A society in which cheaters, shirkers, and incompetents face no sanction, where bad behavior meets reward, is a morally hazardous one. In economics, the term "moral hazard" refers to the perverse incentives that can arise when agents are insulated from the cost of their actions: A hypochondriac with a health insurance plan that covers the full cost of doctor's visits will make more appointments than one who has a sizable co-pay; a banker who knows at some level that the cost of catastrophically bad bets will ultimately be picked up by the government has far less incentive to avoid blowing everything up while in the zealous pursuit of the highest yield possible.
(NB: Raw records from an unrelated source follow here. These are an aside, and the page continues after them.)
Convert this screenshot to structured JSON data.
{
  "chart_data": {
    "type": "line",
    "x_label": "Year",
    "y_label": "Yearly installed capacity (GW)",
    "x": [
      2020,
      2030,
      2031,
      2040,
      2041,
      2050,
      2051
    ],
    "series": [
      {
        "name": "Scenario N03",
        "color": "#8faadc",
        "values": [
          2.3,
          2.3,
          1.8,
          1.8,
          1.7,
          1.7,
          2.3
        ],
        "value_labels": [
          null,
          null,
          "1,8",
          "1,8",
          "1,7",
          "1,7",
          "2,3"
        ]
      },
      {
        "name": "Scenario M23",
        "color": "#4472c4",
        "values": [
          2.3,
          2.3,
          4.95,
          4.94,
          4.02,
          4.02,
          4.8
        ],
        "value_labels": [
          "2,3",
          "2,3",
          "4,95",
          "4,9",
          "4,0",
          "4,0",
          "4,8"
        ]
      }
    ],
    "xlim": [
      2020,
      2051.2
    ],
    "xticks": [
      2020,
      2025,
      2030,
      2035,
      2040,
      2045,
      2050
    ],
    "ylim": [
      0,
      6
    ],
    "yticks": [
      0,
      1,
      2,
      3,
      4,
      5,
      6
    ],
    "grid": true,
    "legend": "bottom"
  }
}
One way to understand the financial crisis is as the natural result of moral hazard: major financial institutions only took the risks they did because at some institutional level they assumed that if things went terribly wrong the government wouldn't let them fail. Whether or not that was the case before the crisis, it's undeniable that the unprecedented actions undertaken by the federal government after the crisis demonstrated definitively that the government will step in to prevent the failure of institutions big and powerful enough to bring down the entire system.

If no one on Wall Street is held accountable for the crash, then what incentive is there not to grab another stack of chips and sit back down at the poker table? The same principle extends beyond Wall Street: an institution that rewards the reckless will act as a spawning ground for recklessness.